From Mondaq, Azita Iskandar provides an excellent analysis of the classification of a worker as an employee or independent contractor under a wage order and under the Copyright Act. Azita reviews the Dynamex decision and its adoption of the ABC test for determining if a worker is an employee or independent contractor for the purpose of a wage order.
In Dynamex, the Court said:
it is appropriate to look to a standard, commonly referred to as the “ABC” test, that is utilized in other jurisdictions in a variety of contexts to distinguish employees from independent contractors. Under this test, a worker is properly considered an independent contractor to whom a wage order does not apply only if the hiring entity establishes: (A) that the worker is free from the control and direction of the hirer in connection with the performance of the work, both under the contract for the performance of such work and in fact; (B) that the worker performs work that is outside the usual course of the hiring entity’s business; and (C) that the worker is customarily engaged in an independently established trade, occupation, or business of the same nature as the work performed for the hiring entity.
Under this standard, many workers who were classified as independent contractors would need to be reclassified as employees.
Azita also reviewed the issue of worker classification and copyright ownership. She writes:
If the creator of a work is an independent contractor (rather than an employee), and there is no signed writing stating that the work is being specifically ordered or commissioned for use in one of the nine work made for hire categories, then the copyright ownership stays with the individual who created the work (the independent contractor).
She reviewed the standard for determining if a workers is an employee or independent contractor for copyright purposes. She writes:
The issue of worker classification for purposes of the Copyright Act was addressed by the U.S. Supreme Court in its 1989 decision in Community for Creative Non-Violence v. Reid.19 That case looked at whether a sculptor who had created a particular work for a hiring entity was an employee or an independent contractor for copyright purposes.

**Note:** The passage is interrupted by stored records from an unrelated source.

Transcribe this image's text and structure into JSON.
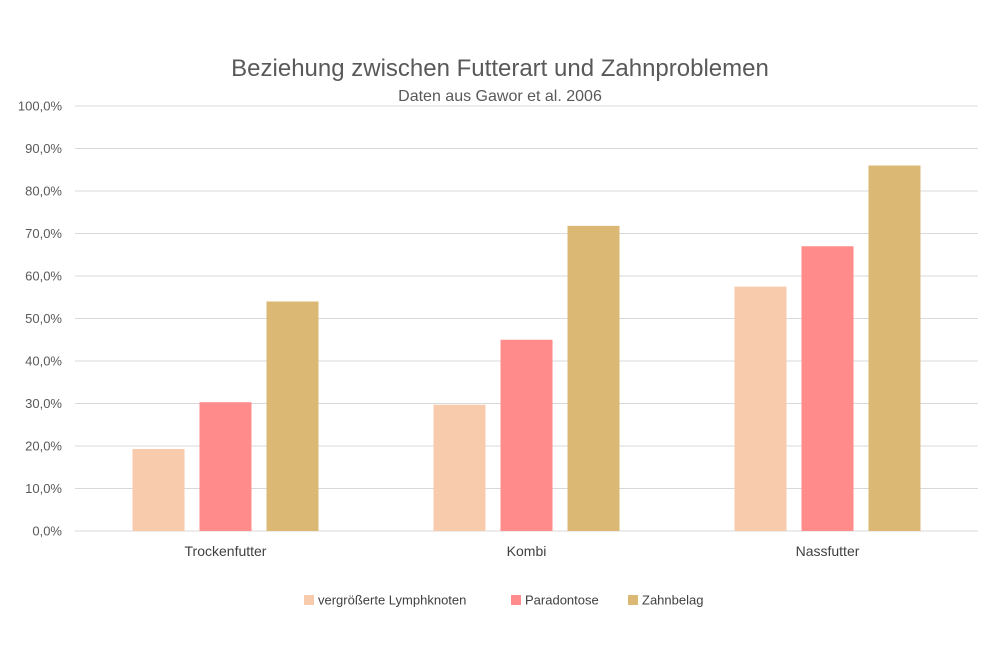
{
  "chart_data": {
    "type": "bar",
    "title": "Beziehung zwischen Futterart und Zahnproblemen",
    "subtitle": "Daten aus Gawor et al. 2006",
    "categories": [
      "Trockenfutter",
      "Kombi",
      "Nassfutter"
    ],
    "series": [
      {
        "name": "vergrößerte Lymphknoten",
        "color": "#f8cbad",
        "values": [
          19.3,
          29.7,
          57.5
        ]
      },
      {
        "name": "Paradontose",
        "color": "#ff8b8b",
        "values": [
          30.3,
          45.0,
          67.0
        ]
      },
      {
        "name": "Zahnbelag",
        "color": "#dbb874",
        "values": [
          54.0,
          71.8,
          86.0
        ]
      }
    ],
    "ylim": [
      0,
      100
    ],
    "yticks": [
      "0,0%",
      "10,0%",
      "20,0%",
      "30,0%",
      "40,0%",
      "50,0%",
      "60,0%",
      "70,0%",
      "80,0%",
      "90,0%",
      "100,0%"
    ],
    "grid": true,
    "legend_position": "bottom"
  }
}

The Court held that, when determining whether a work is for hire under the Copyright Act, “a court first should ascertain, using principles of general common law of agency, whether the work was prepared by an employee or an independent contractor.”20
Azita appropriately notes that there is a different standard for determining if a worker is an employee or independent contractor for wage order purposes and copyright purposes. Shc concludes:
Given the two different tests at issue (the ABC test under California state law and the common law agency inquiry under federal copyright law), it is possible for a California worker to be considered an employee for purposes of the California wage orders, but to be considered an independent contractor for purposes of the Copyright Act. Going back to the prior example of the newspaper hiring a writer to write journalistic pieces for the newspaper’s weekly publication, there may be circumstances where, on balance, that same writer who is an employee for California wage order purposes could be an independent contractor for purposes of the Copyright Act—because, for example, she works from home, using her own tools and equipment, setting her own work schedule (aside from a weekly publication deadline), receiving no benefits, with no tax withholdings, and she is only writing her weekly column for the duration of the holiday season. The outcome would depend on the facts and on how a court balances the various factors.
Read the full story at Employee Or Independent Contractor? It Depends On Why You’re Asking – Intellectual Property – United States
California adds a wrinkle to the classification and copyright issues. Simply adding a provision in an independent contractor agreement saying that the work product is a “work made for hire” may have unintended consequences in California. California statutes say that if there is a written agreement saying that the work product is a “work made for hire”, then the worker is an employee and the company hiring the worker is an employer. See The California “Work Made for Hire” Trap: Your Consultant May Be Your Employee.